A group of survivors from the infamous Magdalene Laundries said they fear they will be "dead and forgotten" in a few years' time and before the Irish state formally apologises for the hardship they suffered.
The 15 women from Magdalene Survivors Together appeared before an inter-departmental committee headed by Senator Martin McAleese at Leinster House in Dublin yesterday.
One of those present was Kathleen Legg (77), who travelled from England to tell her story.
She was born to an unmarried mother and was raised by her grandparents in Co Tipperary until her grandmother died. She was 14-years-old when her mother brought her to St Mary's Training Centre on Stanhope Street in Dublin.
"She assumed I'd carry on my education there, but I was put straight to work in the laundry," she recalled.
She lived on a diet of bread and margarine and a cup of tea for breakfast, lunch and dinner and at 5ft 10ins tall weighed just six stone.
Kathleen was 18 when she finally escaped and joined the Royal Air Force in Britain as a medic.
"I've never had a penny in compensation.
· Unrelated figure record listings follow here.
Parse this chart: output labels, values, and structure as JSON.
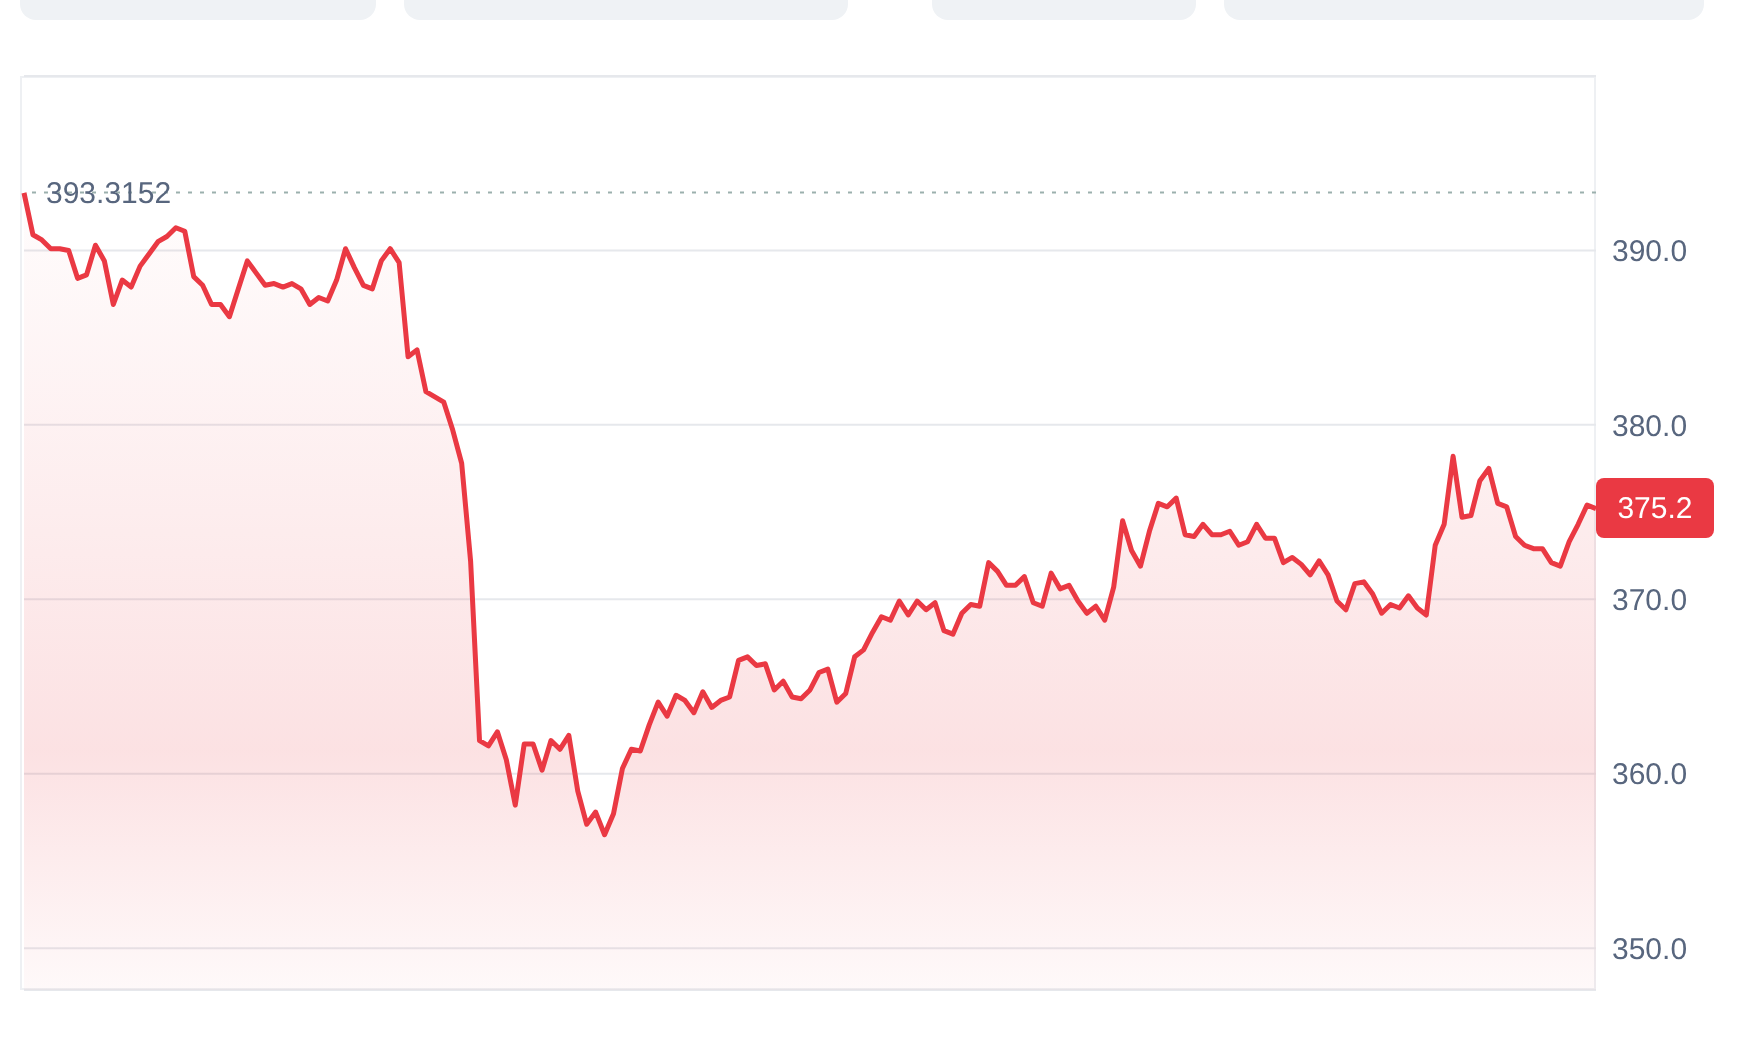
{
  "chart_data": {
    "type": "area",
    "categories": [
      null,
      null,
      null,
      null,
      null,
      null,
      null,
      null,
      null,
      null,
      null,
      null,
      null,
      null,
      null,
      null,
      null,
      null,
      null,
      null,
      null,
      null,
      null,
      null,
      null,
      null,
      null,
      null,
      null,
      null,
      null,
      null,
      null,
      null,
      null,
      null,
      null,
      null,
      null,
      null,
      null,
      null,
      null,
      null,
      null,
      null,
      null,
      null,
      null,
      null,
      null,
      null,
      null,
      null,
      null,
      null,
      null,
      null,
      null,
      null,
      null,
      null,
      null,
      null,
      null,
      null,
      null,
      null,
      null,
      null,
      null,
      null,
      null,
      null,
      null,
      null,
      null,
      null,
      null,
      null,
      null,
      null,
      null,
      null,
      null,
      null,
      null,
      null,
      null,
      null,
      null,
      null,
      null,
      null,
      null,
      null,
      null,
      null,
      null,
      null,
      null,
      null,
      null,
      null,
      null,
      null,
      null,
      null,
      null,
      null,
      null,
      null,
      null,
      null,
      null,
      null,
      null,
      null,
      null,
      null,
      null,
      null,
      null,
      null,
      null,
      null,
      null,
      null,
      null,
      null,
      null,
      null,
      null,
      null,
      null,
      null,
      null,
      null,
      null,
      null,
      null,
      null,
      null,
      null,
      null,
      null,
      null,
      null,
      null,
      null,
      null,
      null,
      null,
      null,
      null,
      null,
      null,
      null,
      null,
      null,
      null,
      null,
      null,
      null,
      null,
      null,
      null,
      null,
      null,
      null,
      null,
      null,
      null,
      null,
      null,
      null,
      null
    ],
    "series": [
      {
        "color": "#ea3943",
        "values": [
          393.3,
          390.9,
          390.6,
          390.1,
          390.1,
          390.0,
          388.4,
          388.6,
          390.3,
          389.4,
          386.9,
          388.3,
          387.9,
          389.1,
          389.8,
          390.5,
          390.8,
          391.3,
          391.1,
          388.5,
          388.0,
          386.9,
          386.9,
          386.2,
          387.8,
          389.4,
          388.7,
          388.0,
          388.1,
          387.9,
          388.1,
          387.8,
          386.9,
          387.3,
          387.1,
          388.3,
          390.1,
          389.0,
          388.0,
          387.8,
          389.4,
          390.1,
          389.3,
          383.9,
          384.3,
          381.9,
          381.6,
          381.3,
          379.7,
          377.8,
          372.2,
          361.9,
          361.6,
          362.4,
          360.8,
          358.2,
          361.7,
          361.7,
          360.2,
          361.9,
          361.4,
          362.2,
          359.0,
          357.1,
          357.8,
          356.5,
          357.7,
          360.3,
          361.4,
          361.3,
          362.8,
          364.1,
          363.3,
          364.5,
          364.2,
          363.5,
          364.7,
          363.8,
          364.2,
          364.4,
          366.5,
          366.7,
          366.2,
          366.3,
          364.8,
          365.3,
          364.4,
          364.3,
          364.8,
          365.8,
          366.0,
          364.1,
          364.6,
          366.7,
          367.1,
          368.1,
          369.0,
          368.8,
          369.9,
          369.1,
          369.9,
          369.4,
          369.8,
          368.2,
          368.0,
          369.2,
          369.7,
          369.6,
          372.1,
          371.6,
          370.8,
          370.8,
          371.3,
          369.8,
          369.6,
          371.5,
          370.6,
          370.8,
          369.9,
          369.2,
          369.6,
          368.8,
          370.7,
          374.5,
          372.8,
          371.9,
          373.9,
          375.5,
          375.3,
          375.8,
          373.7,
          373.6,
          374.3,
          373.7,
          373.7,
          373.9,
          373.1,
          373.3,
          374.3,
          373.5,
          373.5,
          372.1,
          372.4,
          372.0,
          371.4,
          372.2,
          371.4,
          369.9,
          369.4,
          370.9,
          371.0,
          370.3,
          369.2,
          369.7,
          369.5,
          370.2,
          369.5,
          369.1,
          373.1,
          374.3,
          378.2,
          374.7,
          374.8,
          376.8,
          377.5,
          375.5,
          375.3,
          373.6,
          373.1,
          372.9,
          372.9,
          372.1,
          371.9,
          373.3,
          374.3,
          375.4,
          375.2
        ]
      }
    ],
    "ylim": [
      347.6,
      400
    ],
    "yticks": [
      {
        "value": 350,
        "label": "350.0"
      },
      {
        "value": 360,
        "label": "360.0"
      },
      {
        "value": 370,
        "label": "370.0"
      },
      {
        "value": 380,
        "label": "380.0"
      },
      {
        "value": 390,
        "label": "390.0"
      }
    ],
    "grid": "y",
    "ref_lines": [
      {
        "axis": "y",
        "value": 393.3152,
        "label": "393.3152",
        "color": "#9bb0ad",
        "line_style": "dotted"
      }
    ],
    "annotations": [
      "375.2"
    ]
  }
}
I'm nearly 80, my health is pretty bad and I've an incurable lung condition. In a few years' time I'll be dead and we'll all be dead and forgotten.
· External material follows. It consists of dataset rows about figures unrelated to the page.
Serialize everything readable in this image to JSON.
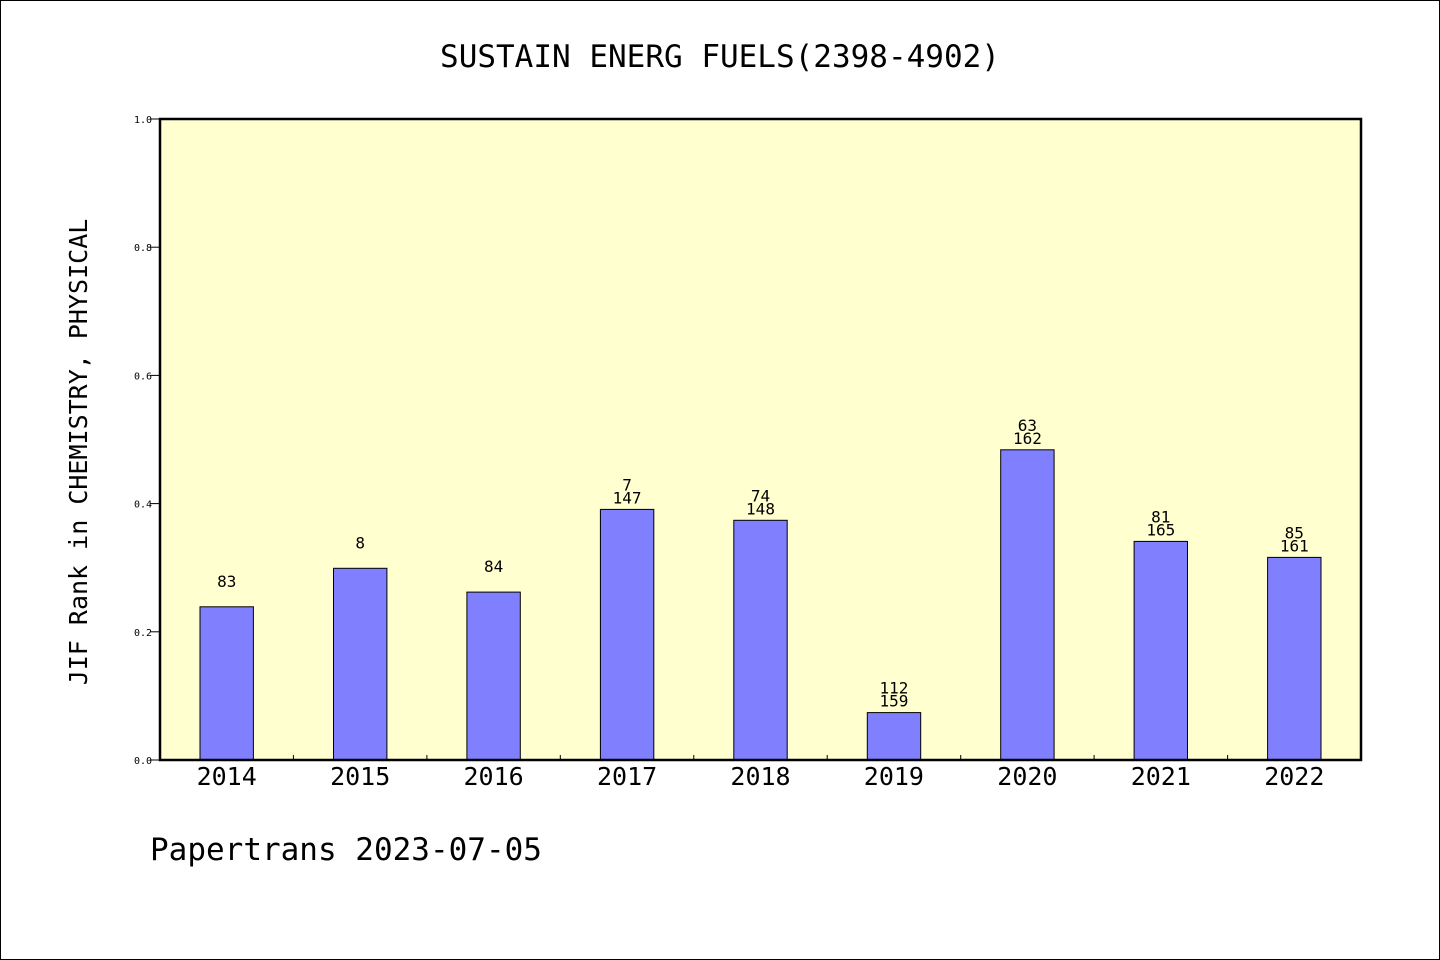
{
  "chart_data": {
    "type": "bar",
    "title": "SUSTAIN ENERG FUELS(2398-4902)",
    "ylabel": "JIF Rank in CHEMISTRY, PHYSICAL",
    "xlabel": "",
    "ylim": [
      0,
      1.0
    ],
    "yticks": [
      "0.0",
      "0.2",
      "0.4",
      "0.6",
      "0.8",
      "1.0"
    ],
    "grid": false,
    "categories": [
      "2014",
      "2015",
      "2016",
      "2017",
      "2018",
      "2019",
      "2020",
      "2021",
      "2022"
    ],
    "values": [
      0.239,
      0.299,
      0.262,
      0.391,
      0.374,
      0.074,
      0.484,
      0.341,
      0.316
    ],
    "rank_labels": [
      "83",
      "8",
      "84",
      "7",
      "74",
      "112",
      "63",
      "81",
      "85"
    ],
    "total_labels": [
      "",
      "",
      "",
      "147",
      "148",
      "159",
      "162",
      "165",
      "161"
    ],
    "colors": {
      "plot_bg": "#ffffd0",
      "bar_fill": "#8080ff",
      "bar_stroke": "#000000"
    }
  },
  "footer": {
    "text": "Papertrans 2023-07-05"
  }
}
"Some money now will make our last years a bit easier," she said.
Steven O'Riordan, the director of 'The Forgotten Maggies', said the women have been waiting for justice all their lives and yesterday was the first time they were able to give their testimony in person before the committee.
He said Mr McAleese had listened compassionately to their stories. "Today I feel we brought the human element to it. Up until now the committee had been dealing with statistics and facts that can be quite cold."